Symptoms of gastrointestinal involvement such as abdominal pain and vomiting may delay diagnosis of Kawasaki disease in pediatric patients.

Child with IV in hospital bed NaiyanaDonraman/Thinkstock

“The clinical onset of Kawasaki disease with gastrointestinal involvement often leads to diagnostic and therapeutic delays – a risk factor for the development of coronary complications,” Claudia Colomba, MD, from the department of sciences for health promotion and mother and child care at the University of Palermo (Italy), and her colleagues wrote in the Journal of Pediatrics.

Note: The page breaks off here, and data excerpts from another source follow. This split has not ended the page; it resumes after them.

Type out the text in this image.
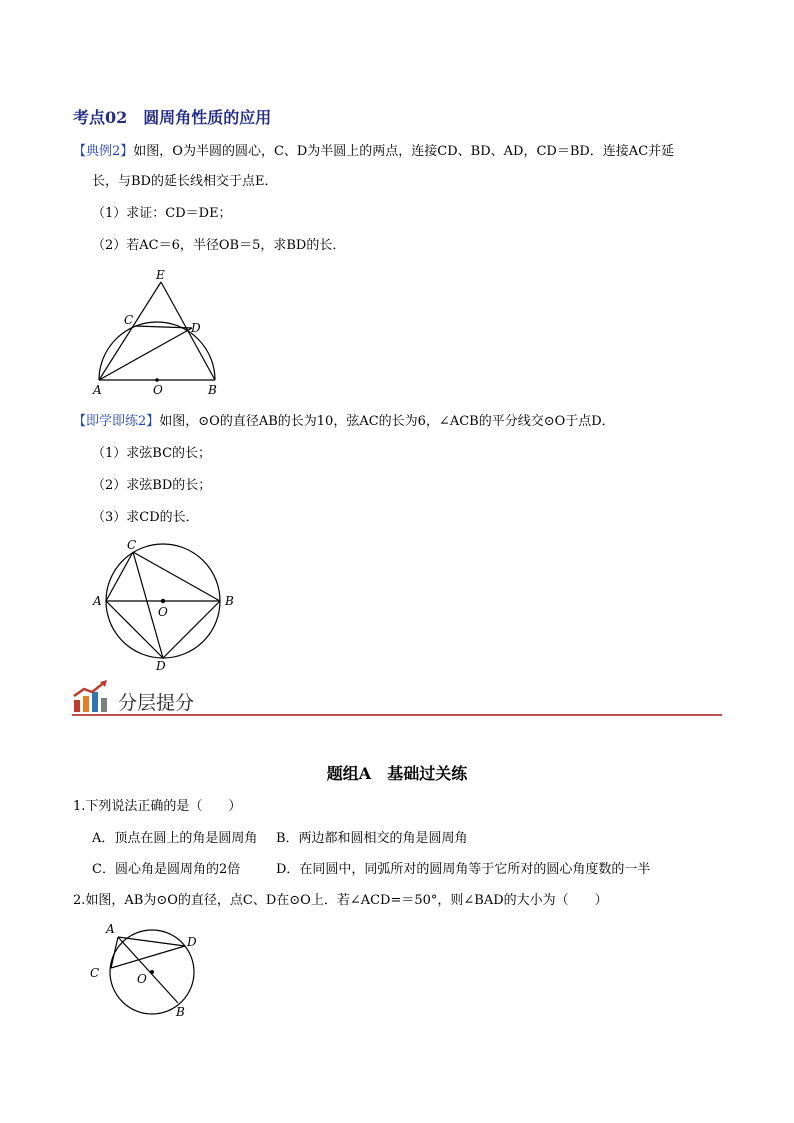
考点02 圆周角性质的应用
【典例2】如图，O为半圆的圆心，C、D为半圆上的两点，连接CD、BD、AD，CD＝BD．连接AC并延
长，与BD的延长线相交于点E．
（1）求证：CD＝DE；
（2）若AC＝6，半径OB＝5，求BD的长．
E
C
D
A	O	B
【即学即练2】如图，⊙O的直径AB的长为10，弦AC的长为6，∠ACB的平分线交⊙O于点D．
（1）求弦BC的长；
（2）求弦BD的长；
（3）求CD的长．
C
A
O
B
D
分层提分
题组A 基础过关练
1.下列说法正确的是（　　）
A．顶点在圆上的角是圆周角 B．两边都和圆相交的角是圆周角
C．圆心角是圆周角的2倍	D．在同圆中，同弧所对的圆周角等于它所对的圆心角度数的一半
2.如图，AB为⊙O的直径，点C、D在⊙O上．若∠ACD=＝50°，则∠BAD的大小为（　　）
A
D
C	O
B
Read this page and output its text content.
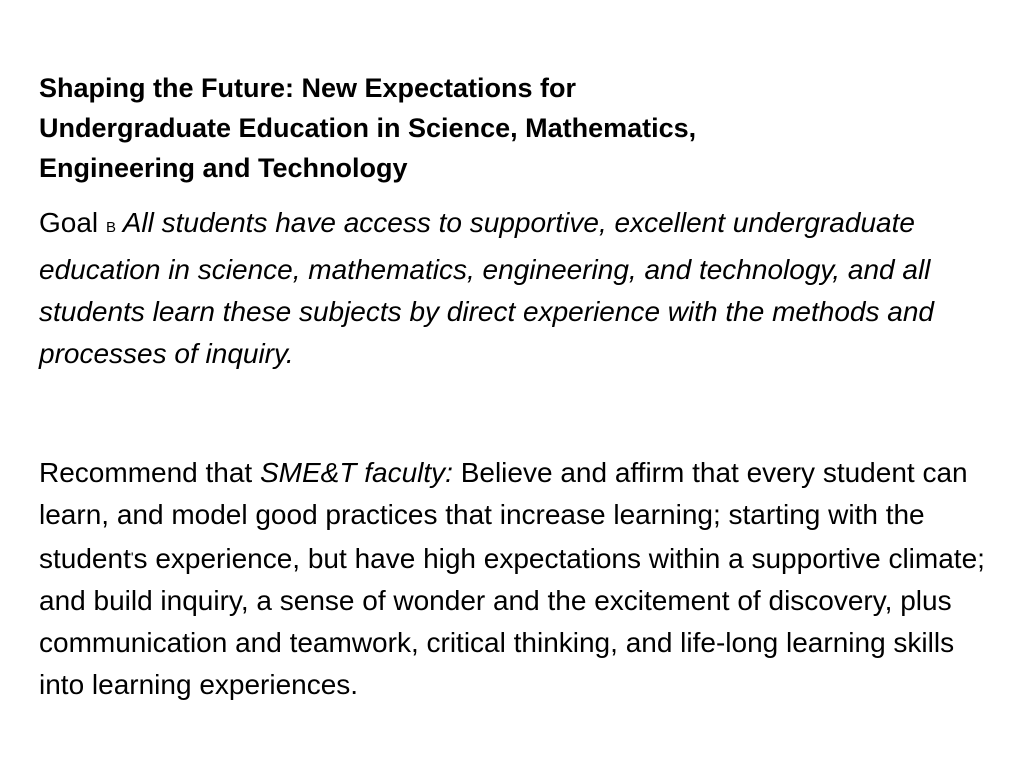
Shaping the Future: New Expectations for
Undergraduate Education in Science, Mathematics,
Engineering and Technology

Goal B All students have access to supportive, excellent undergraduate education in science, mathematics, engineering, and technology, and all students learn these subjects by direct experience with the methods and processes of inquiry.

Recommend that SME&T faculty: Believe and affirm that every student can learn, and model good practices that increase learning; starting with the student's experience, but have high expectations within a supportive climate; and build inquiry, a sense of wonder and the excitement of discovery, plus communication and teamwork, critical thinking, and life-long learning skills into learning experiences.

After caring for a boy aged 14 years at their center who presented with these symptoms, Dr. Colomba and her colleagues performed a search of the PubMed and Scopus databases and identified 33 articles with 48 total cases of Kawasaki disease with intestinal involvement between 1979 and 2017.

There were 40 cases of fever (82%), 34 cases of abdominal pain (69%), and 24 cases of vomiting (49%) at disease onset, with diarrhea occurring in 14 cases (29%) and jaundice in 1 case (2%), the researchers noted. Cardiac involvement occurred in 21 cases (43%). With regard to imaging, 38 cases of pseudo-obstruction (77%) were identified by plain radiograph, ultrasonography, and CT. Over half of the cases required surgery; of these 25 cases (51%), 8 cases involved a resection of the restricted loop and included a temporary colostomy (16%), 5 cases were exploratory laparotomy (10%), and there was 1 case with enterolysis (2%).

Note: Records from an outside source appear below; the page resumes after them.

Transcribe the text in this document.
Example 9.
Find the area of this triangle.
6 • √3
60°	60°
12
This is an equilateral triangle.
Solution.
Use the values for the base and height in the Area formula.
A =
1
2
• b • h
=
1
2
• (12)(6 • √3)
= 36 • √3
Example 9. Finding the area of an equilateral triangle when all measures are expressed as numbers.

A total of 45 patients received medical treatment, with 12 patients (25%) receiving intravenous immunoglobulin and 18 (37%) receiving intravenous immunoglobulin plus aspirin. One patient had cyanosis and hand and foot gangrene. There were three patients who died, with massive liver necrosis identified during the autopsy of one patient. Of the other two who died, one did so 2 days after exploratory laparotomy and the other died because of Pseudomonas septic shock.

The researchers reported a good outcome in 28 patients (57%), which included 3 cases where there was no treatment.

“The diagnosis of Kawasaki disease should be considered in all children with fever, abdominal pain, and radiologic signs of pseudo-obstruction, even in the absence of typical symptoms and signs,” Dr. Colomba and her colleagues wrote. “A more comprehensive analysis including all clinical forms of Kawasaki disease would be useful to correlate intestinal involvement with worse outcomes for cardiac complications, as well as to clues to more rapid diagnosis and avoidance of unnecessary invasive procedures.”

The authors reported no relevant conflicts of interest.